Sleep disturbances are some of the most commonly reported psychiatric complaints by combat veterans. Hundreds of thousands struggle regularly with insomnia, both falling and staying asleep, and nightmares.
Oftentimes, the solution is medicinal in nature. Many start with a referral to a doctor who prescribes sedatives that work but may cause dizziness, daytime drowsiness, gastrointestinal problems or allergic reactions as a side effect. Self-medication of insomnia with alcohol is also not uncommon. However, while alcohol may initially make it easier for some to fall asleep, tolerance to alcohol’s sedative effect can actually exacerbate insomnia.
Moreover, one research study concluded “patients and clinicians should consider insomnia as an additional warning sign of potential suicidal behavior, not just a symptom of other warning signs, such as depression or alcohol use.” Some people have found herbal and dietary sleep supplements, such as valerian, melatonin and tryptophan to be effective. But even these can render inconsistent outcomes and have unwanted side effects.
Behavior-based remedies include maintaining a sleep schedule, using noise suppression and darkening a room in order to eliminate sleep disturbances.
Cognitive behavioral therapy for insomnia, or CBTI, is a highly effective goal-directed, four- to six-session treatment program administered by trained professionals in sleep therapy. These methods, while viable alternatives to medications, require changes in habit and lifestyle over time. Large lifestyle changes can present significant challenges for veterans who have been trained to keep rigorous daily routines and to fight sleep for long periods of time during active duty. Veterans may also have other service-related issues that contribute to sleeplessness, such as traumatic brain injury or post-traumatic stress, which can inhibit adherence to a new routine.
The surprising, and somewhat disheartening news, is that approximately three-fourths of service members still reported insomnia as a problem after PTSD treatment. And around half still struggled with nightmares.
Another alternative therapy is the use of technology in battling insomnia. New technologies that don’t involve medicinal or behavioral solutions include white noise sound machines that block out distracting noises and produce soothing sounds that help to induce sleep. Continuous positive airway pressure, or CPAP, devices also help by opening the user’s airway in order to reduce sleep disturbances. The newest innovation to hit the sleep aid market, developed by Ebb, uses targeted cooling to reduce metabolic activity in the brain, helping to relax the mind and body to a point of restorative sleep. For veterans who have tried medications or behavioral therapies in the VA but still suffered insomnia, technologies such as these must also be an option for them and their VA providers to consider.
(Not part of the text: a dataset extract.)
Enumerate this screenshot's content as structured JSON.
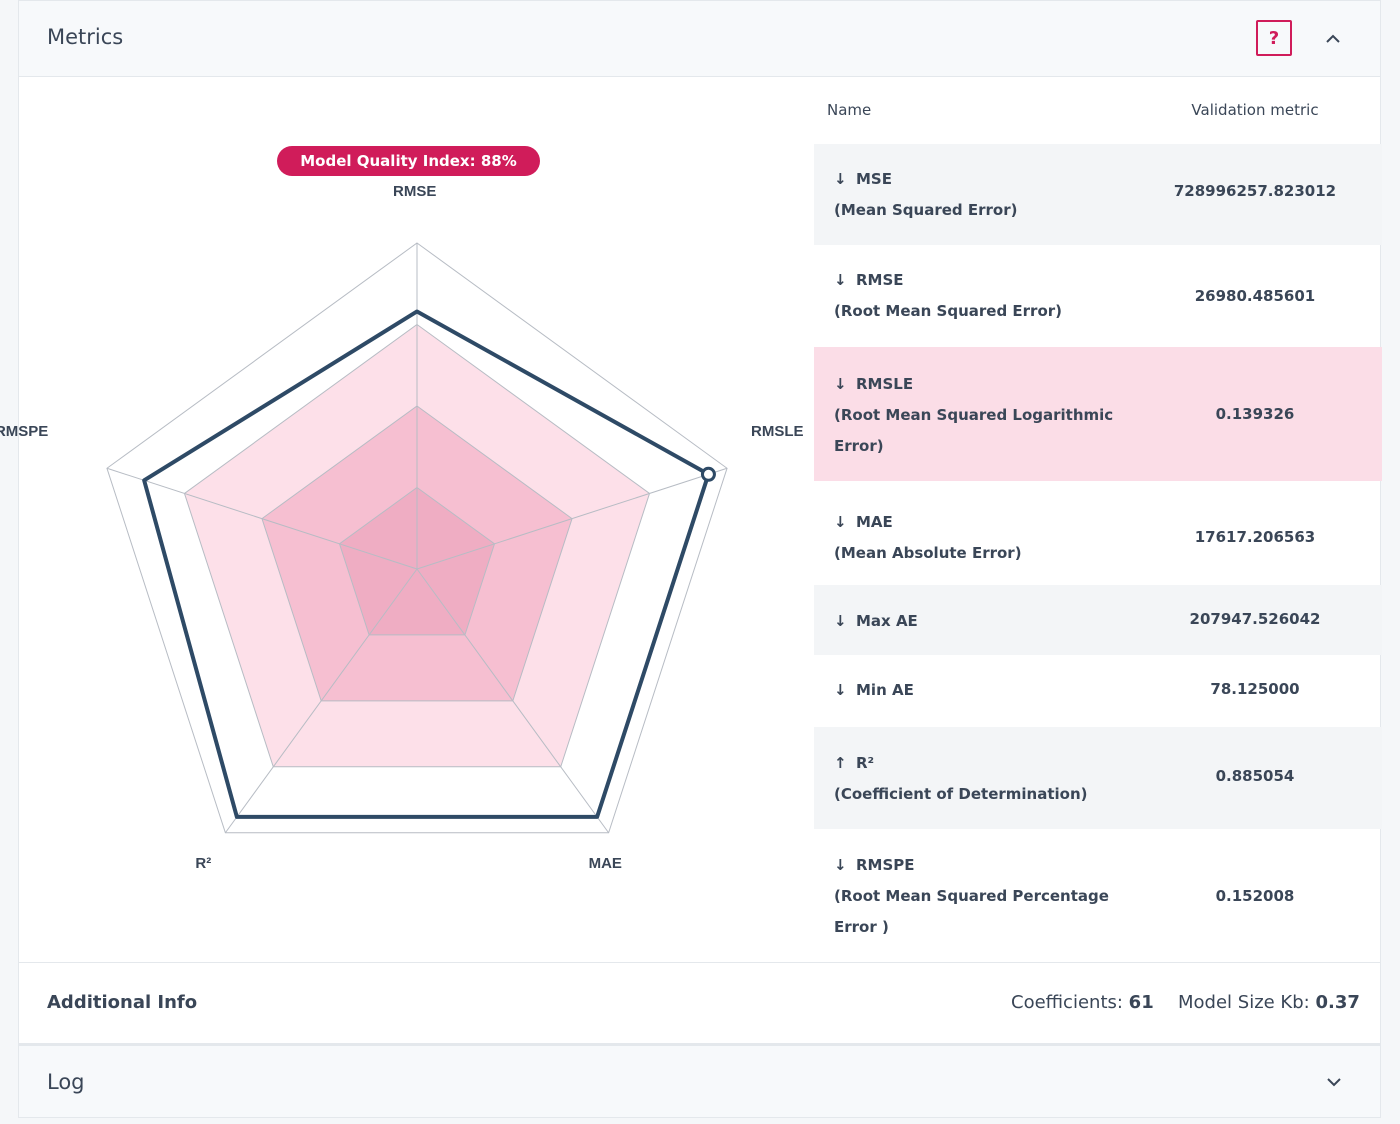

The importance of sleep cannot be overstated, particularly among military veterans or active-duty service members with post-traumatic stress or depression who face the highest risk of suicide. Functioning on very little sleep, whether on combat deployment or home alone after separation from service, will likely remain a challenge for many. However, the choice of insomnia remedies must be as expansive as possible, from traditional approaches to nontraditional or technology based solutions, in order to find the best pathway to good sleep and its contribution to complete mental and physical wellness.
Sherman Gillums Jr. is a retired U.S. Marine Corps veteran and chief advocacy officer for AMVETS National. Neither AMVETS nor the author officially endorse any product or medication mentioned in the article.